The Bloomberg Professional Global Confidence Index climbed to 14.1, from 10.3 in July, which was the lowest reading since the survey began in November. This increase was led by a 5.5- point increase to 18.2 among U.S. respondents, while the Western European measure rose 3.4 points to 12.9. A reading below 50 indicates negative sentiment.

The $30 drop in crude-oil prices in the past month is easing pressure on the Federal Reserve to raise interest rates and leaving consumers with more cash just as the impact of tax rebates fades.
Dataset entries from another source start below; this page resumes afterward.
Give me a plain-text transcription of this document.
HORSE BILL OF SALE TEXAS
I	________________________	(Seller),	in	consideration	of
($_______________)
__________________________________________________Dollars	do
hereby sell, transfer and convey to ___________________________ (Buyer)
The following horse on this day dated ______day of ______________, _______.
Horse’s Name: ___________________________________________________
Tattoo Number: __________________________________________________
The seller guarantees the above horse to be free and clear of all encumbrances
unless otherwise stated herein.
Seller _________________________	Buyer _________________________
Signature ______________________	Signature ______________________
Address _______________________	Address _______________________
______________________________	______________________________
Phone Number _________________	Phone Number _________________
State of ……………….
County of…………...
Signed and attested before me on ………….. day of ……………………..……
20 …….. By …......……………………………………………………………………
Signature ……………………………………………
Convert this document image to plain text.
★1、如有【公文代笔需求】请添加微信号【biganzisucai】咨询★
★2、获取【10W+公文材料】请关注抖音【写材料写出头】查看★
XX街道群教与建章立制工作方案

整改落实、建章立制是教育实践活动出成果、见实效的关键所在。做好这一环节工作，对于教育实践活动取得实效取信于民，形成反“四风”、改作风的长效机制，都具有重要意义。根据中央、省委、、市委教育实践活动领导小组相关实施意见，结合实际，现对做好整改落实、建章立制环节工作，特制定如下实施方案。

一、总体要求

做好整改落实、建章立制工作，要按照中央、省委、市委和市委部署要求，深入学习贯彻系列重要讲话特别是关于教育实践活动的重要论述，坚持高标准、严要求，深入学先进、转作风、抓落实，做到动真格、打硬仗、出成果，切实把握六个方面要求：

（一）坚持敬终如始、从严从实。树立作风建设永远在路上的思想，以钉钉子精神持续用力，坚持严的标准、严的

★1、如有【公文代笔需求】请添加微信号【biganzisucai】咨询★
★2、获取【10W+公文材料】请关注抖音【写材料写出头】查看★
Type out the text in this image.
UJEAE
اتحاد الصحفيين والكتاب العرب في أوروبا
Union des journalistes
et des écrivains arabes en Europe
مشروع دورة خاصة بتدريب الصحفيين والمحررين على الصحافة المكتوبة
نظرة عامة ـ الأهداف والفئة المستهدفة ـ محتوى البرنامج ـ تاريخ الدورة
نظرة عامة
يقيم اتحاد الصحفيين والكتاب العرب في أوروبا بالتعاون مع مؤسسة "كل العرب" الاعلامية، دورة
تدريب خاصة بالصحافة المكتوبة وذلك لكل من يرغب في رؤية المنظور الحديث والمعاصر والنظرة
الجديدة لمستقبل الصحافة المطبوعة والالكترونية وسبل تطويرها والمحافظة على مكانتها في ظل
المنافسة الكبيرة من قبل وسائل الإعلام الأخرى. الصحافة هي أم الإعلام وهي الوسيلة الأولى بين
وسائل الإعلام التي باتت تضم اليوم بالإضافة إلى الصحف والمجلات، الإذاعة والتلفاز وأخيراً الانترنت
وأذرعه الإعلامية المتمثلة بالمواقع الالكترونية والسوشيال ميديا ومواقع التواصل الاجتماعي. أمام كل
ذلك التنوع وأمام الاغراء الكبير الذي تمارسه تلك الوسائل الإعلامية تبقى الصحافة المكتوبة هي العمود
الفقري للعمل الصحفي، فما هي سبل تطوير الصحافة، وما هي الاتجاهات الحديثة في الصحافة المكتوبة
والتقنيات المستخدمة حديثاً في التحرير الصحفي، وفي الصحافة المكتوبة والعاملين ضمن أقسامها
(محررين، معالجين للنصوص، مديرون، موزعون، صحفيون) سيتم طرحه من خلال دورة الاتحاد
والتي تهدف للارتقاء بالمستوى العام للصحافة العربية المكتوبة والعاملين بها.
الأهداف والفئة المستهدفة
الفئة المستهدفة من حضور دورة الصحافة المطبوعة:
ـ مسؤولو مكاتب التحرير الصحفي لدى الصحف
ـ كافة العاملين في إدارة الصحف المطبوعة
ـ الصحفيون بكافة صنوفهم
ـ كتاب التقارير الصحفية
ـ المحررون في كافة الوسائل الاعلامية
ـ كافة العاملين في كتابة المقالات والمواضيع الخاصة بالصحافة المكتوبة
But the outlook the remains bleak as expansions in the U.K. and euro region stall, while Japan's economy contracts.

“As oil prices come off, people just feel a bit better about the outlook for economic growth, and it's positive for consumer confidence,'' said Prakriti Sofat, an economist at HSBC Holdings Plc in Singapore, who participated in the survey. “We still do think the external environment has become less favorable and exports in a lot of the Asian economies are feeling the pressure.''

Confidence in the global economy was lower in Asia than in Europe and North America, with the index almost unchanged at 8. The survey, conducted between Aug. 4 and Aug. 8, collated the responses of about 3,000 Bloomberg users around the world. It included questions about the outlook for participants' own economies and their regions, as well as for bonds, currencies, stocks and interest rates over the next six months.

Spanish Housing Slump

Respondents in Japan were the most pessimistic about the global outlook. Participants in Spain, where second-quarter growth was the weakest in 15 years because of a housing slump, were the gloomiest about their economy, with a reading of 2.4, followed by the U.K. Participants in Brazil remained the most optimistic about their economy, at 60.4.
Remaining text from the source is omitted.